Musings
"If you love a sweater, set it free. If it comes back to you, it's yours. If it doesn't, it never was." ~ Lori Knutson
I have an old wool sweater, soft and warm, that means a lot to me. It came to me through a good friend who has an incredible knack for finding me the best clothes. Because of choices I made in the past, decisions made in haste, I nearly lost that sweater.
In order to simplify my move from Grande Prairie to Calgary, I gave away a lot of stuff I considered unnecessary - including the sweater. It's true that much of it was life's clutter, too many possessions and things I wasn't using. At that time, it made sense to pare down my life and lighten my load and, most of the time, I didn't miss those things I'd left behind.
In the years to follow, though, I remembered that wool sweater. I thought of it when I walked in the winter and when I skated in the park. I longed for it when I visited Banff and when the temperature dropped to minus 30 outside my window while I worked on a novel. I couldn't remember for sure where it had gone and who had it now. All I knew is that I had willingly let it go.
Isn't that the way it so often goes?

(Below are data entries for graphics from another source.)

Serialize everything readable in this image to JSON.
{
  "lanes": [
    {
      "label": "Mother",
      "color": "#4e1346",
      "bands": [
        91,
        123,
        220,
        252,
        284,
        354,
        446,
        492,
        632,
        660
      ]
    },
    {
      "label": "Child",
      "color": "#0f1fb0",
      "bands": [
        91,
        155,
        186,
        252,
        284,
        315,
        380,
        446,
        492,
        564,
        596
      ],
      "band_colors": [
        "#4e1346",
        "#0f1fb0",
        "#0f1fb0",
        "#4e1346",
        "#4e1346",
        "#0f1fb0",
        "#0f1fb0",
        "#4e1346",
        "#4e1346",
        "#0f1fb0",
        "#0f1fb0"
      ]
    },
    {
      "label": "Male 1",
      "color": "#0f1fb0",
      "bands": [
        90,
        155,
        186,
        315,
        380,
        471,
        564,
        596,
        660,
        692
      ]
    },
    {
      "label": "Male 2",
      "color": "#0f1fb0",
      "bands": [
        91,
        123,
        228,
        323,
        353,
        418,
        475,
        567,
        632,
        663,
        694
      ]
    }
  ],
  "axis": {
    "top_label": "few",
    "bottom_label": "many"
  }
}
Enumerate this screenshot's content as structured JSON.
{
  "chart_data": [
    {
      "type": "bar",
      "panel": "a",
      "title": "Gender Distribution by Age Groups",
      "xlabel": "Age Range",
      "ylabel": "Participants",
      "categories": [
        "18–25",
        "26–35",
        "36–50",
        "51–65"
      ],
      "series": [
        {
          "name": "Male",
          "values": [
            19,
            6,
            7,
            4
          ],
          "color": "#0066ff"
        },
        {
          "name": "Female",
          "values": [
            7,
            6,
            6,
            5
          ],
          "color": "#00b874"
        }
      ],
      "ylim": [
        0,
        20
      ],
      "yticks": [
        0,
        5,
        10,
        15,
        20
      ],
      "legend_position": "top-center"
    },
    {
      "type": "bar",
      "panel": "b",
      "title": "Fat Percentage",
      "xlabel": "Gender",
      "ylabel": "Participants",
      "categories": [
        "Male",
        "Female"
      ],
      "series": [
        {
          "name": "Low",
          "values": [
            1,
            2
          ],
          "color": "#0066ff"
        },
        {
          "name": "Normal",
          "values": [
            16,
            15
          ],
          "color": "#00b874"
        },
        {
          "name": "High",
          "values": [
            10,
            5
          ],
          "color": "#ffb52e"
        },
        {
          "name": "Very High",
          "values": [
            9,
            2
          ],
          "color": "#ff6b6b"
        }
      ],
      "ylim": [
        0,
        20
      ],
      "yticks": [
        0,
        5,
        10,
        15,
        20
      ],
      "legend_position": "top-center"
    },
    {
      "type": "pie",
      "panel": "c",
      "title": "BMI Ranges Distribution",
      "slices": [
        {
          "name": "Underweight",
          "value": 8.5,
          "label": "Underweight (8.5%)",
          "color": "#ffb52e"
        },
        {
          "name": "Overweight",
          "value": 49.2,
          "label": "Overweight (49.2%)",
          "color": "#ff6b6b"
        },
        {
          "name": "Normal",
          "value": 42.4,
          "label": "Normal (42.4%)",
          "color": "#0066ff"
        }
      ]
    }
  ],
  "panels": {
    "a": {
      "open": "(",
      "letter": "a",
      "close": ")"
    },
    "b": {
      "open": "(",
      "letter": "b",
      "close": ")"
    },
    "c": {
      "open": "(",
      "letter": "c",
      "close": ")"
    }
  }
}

In a rushed moment of frantic change, we leave behind us one or two items we wished we'd hung onto. Carelessly, we mistakenly viewed those things as no longer meaningful or valuable, no longer part of our lives. And later on we ask ourselves, "What was I thinking?!" Sad but true.
What's also sad but true is the fact that we don't usually retrieve what's been lost to us by our past choices. What's gone is gone. Part of maturity, of growing up, is recognizing that which is expendable and that which is irreplaceable. A wise person knows the difference.
Still, hindsight is 20/20, and it's easy to look back and wish that events had unfurled differently. That's how regrets are born.
But sometimes - just sometimes - what we've let go comes back to us. This is wonderful and rare - a blessing when it happens. And it happened to me.
Last fall, I was visiting friends in Grande Prairie and doing some laundry in their basement. As I put my clothes in the washing machine, I noticed a very familiar sweater laying freshly washed and neatly folded on the dryer top. "Hey! I know you!"
The story goes that I'd given my sweater to this particular family and in the course of those years, a kid grew into a young woman and out of my sweater. That old wool sweater was on its eventual way to being given away again. I had the chance to intercept it and bring it back into my life - a chance I didn't pass up.
Second chances don't come along everyday and, when those miracles happen, we have to grab hold of what we've lost and vow to never let it go again.